Description:
with stored programs condition:
why mysql_stmt_free_result() can't release the result?
i must use "while ( (0 == mysql_next_result(mysql_)) );" a function not in mysql_stmt_xxx .......

How to repeat:
with stored programs condition:
why mysql_stmt_free_result() can't release the result?
i must use "while ( (0 == mysql_next_result(mysql_)) );" a function not in mysql_stmt_xxx .......

Suggested fix:
fix mysql_stmt_free_result()!

Please, provide complete example of the code that looks problematic for you.

// SP
CREATE DEFINER=`root`@`localhost` PROCEDURE test( in t1 int)
BEGIN
select t2 from test from id=t1;
END

void test()  
{   
	// connect ...

	int t1,t2;
	MYSQL_STMT *hStmt = mysql_stmt_init(m_hSql);
	char sql[] = "call test(?)";
	if ( mysql_stmt_prepare( hStmt,sql,static_cast<unsigned long>(strlen(sql))) != 0 )
		printf(mysql_stmt_error(hStmt);

	ibind.buffer_type = MYSQL_TYPE_LONG;
	ibind.buffer = t1;

	if ( mysql_stmt_bind_param(hStmt,&ibind) != 0 )
		printf(mysql_stmt_error(hStmt));

	if ( mysql_stmt_execute(hStmt) != 0 )
		printf(mysql_stmt_error(hStmt));

	obind.buffer_type= MYSQL_TYPE_LONG;
	obind.buffer= (char *)&t2;

	if (mysql_stmt_bind_result(hStmt, &obind) !=0 )
		printf(mysql_stmt_error(hStmt));

	if (mysql_stmt_store_result(hStmt) !=0 )
		printf(mysql_stmt_error(hStmt));  

	rows = mysql_stmt_num_rows(hStmt);
	for( my_ulonglong i=0; i<rows; ++i )
	{
		nRet = mysql_stmt_fetch(hStmt);
	}

	// here : if call test() twice,
	// in mysql_stmt_prepare() comes error：2014 Commands out of sync; you can't run this command now
	// and if add followed code :
	//
	// int result = mysql_next_result(m_hSql);
	// while (result != -1)
	// {
	//		result = mysql_next_result(m_hSql);
	// }
	//
	// after mysql_stmt_free_result(hStmt); it works!
	// so with the description of mysql_next_result(),
	// i think mysql_stmt_free_result() didn't free the result.

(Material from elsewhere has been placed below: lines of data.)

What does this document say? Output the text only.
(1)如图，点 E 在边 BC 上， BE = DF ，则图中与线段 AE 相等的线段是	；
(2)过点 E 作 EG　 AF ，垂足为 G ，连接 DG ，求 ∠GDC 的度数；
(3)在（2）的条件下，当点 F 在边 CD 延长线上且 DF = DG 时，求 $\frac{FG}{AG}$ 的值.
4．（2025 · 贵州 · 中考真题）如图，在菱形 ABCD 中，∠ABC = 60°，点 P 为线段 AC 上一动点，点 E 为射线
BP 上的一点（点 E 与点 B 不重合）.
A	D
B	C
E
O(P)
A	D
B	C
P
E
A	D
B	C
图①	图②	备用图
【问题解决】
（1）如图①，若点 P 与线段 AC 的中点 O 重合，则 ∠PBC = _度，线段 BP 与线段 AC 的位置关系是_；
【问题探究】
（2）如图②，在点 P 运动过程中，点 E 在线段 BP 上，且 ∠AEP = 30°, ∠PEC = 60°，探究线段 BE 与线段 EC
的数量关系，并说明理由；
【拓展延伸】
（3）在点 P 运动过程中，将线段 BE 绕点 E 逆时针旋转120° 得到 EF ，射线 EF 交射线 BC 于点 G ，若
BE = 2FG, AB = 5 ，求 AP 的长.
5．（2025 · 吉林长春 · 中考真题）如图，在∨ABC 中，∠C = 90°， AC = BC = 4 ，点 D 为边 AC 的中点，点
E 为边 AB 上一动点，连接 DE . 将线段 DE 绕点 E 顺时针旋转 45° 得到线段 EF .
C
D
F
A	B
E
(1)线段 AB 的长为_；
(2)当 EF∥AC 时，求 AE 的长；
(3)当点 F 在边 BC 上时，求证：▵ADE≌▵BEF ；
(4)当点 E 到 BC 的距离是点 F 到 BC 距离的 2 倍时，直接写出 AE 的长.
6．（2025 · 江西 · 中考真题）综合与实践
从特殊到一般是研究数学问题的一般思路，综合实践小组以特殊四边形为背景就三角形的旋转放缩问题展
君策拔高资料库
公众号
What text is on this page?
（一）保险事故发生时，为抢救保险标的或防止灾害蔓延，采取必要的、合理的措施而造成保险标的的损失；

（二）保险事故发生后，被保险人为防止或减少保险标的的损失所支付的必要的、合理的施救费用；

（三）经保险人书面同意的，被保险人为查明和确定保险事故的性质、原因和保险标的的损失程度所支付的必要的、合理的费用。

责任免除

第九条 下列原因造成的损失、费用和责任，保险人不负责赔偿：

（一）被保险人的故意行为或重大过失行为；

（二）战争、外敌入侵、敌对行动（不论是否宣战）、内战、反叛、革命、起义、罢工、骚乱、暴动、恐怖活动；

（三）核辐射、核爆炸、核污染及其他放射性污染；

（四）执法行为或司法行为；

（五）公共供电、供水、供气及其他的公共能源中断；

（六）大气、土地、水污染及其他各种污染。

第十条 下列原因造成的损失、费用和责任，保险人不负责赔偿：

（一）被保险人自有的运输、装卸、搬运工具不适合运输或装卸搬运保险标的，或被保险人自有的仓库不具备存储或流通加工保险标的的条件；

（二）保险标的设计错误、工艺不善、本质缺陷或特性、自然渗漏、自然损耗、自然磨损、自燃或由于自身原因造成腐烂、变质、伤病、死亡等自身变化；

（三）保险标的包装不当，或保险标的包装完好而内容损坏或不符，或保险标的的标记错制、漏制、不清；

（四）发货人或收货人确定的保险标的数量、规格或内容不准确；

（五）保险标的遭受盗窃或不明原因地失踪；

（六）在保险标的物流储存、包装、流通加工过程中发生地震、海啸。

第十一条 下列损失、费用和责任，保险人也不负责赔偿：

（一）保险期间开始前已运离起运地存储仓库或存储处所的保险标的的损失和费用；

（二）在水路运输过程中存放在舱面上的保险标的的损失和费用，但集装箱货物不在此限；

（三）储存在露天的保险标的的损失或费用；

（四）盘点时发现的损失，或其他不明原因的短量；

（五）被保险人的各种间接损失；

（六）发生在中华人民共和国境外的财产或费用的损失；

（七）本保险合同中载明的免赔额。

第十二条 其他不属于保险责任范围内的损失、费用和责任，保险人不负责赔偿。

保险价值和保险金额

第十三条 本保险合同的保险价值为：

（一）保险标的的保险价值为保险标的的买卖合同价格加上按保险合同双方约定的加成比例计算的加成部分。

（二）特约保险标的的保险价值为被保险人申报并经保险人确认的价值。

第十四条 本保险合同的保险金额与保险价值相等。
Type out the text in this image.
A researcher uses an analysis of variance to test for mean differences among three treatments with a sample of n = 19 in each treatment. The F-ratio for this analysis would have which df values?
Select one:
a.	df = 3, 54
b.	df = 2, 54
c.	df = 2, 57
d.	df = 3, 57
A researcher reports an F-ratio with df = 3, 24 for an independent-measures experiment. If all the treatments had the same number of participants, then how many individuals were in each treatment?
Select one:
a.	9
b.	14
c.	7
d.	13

	mysql_stmt_free_result(hStmt);
	mysql_stmt_close(hStmt);
}

Not enough information was provided for us to be able to handle this bug. Please re-read the instructions at http://bugs.mysql.com/how-to-report.php

I don't even understand what I'm trying to repeat and verify here. Your incomplete test case shows you trying to call mysql_stmt_prepare again without first calling mysql_stmt_free_result. Then saying that if you iterate through the results and call mysql_stmt_free_result again, then it works? Are you attempting to show that when you *don't* iterate through the resultset, that the mysql_stmt_free call fails? I don't see where you've demonstrated, or even attempted to demonstrate this. mysql_stmt_free_result *should* simply discard any unfetched rows. If you can provide a working test case that demonstrates that this is NOT working as expected, then please let me know. I'll be happy to try and verify it.

I don't even see where you've provided the results of your own tests that clearly show evidence that something is not working as expected.

If you can provide more information, feel free to add it to this bug and change the status back to 'Open'.

Thank you for your interest in MySQL.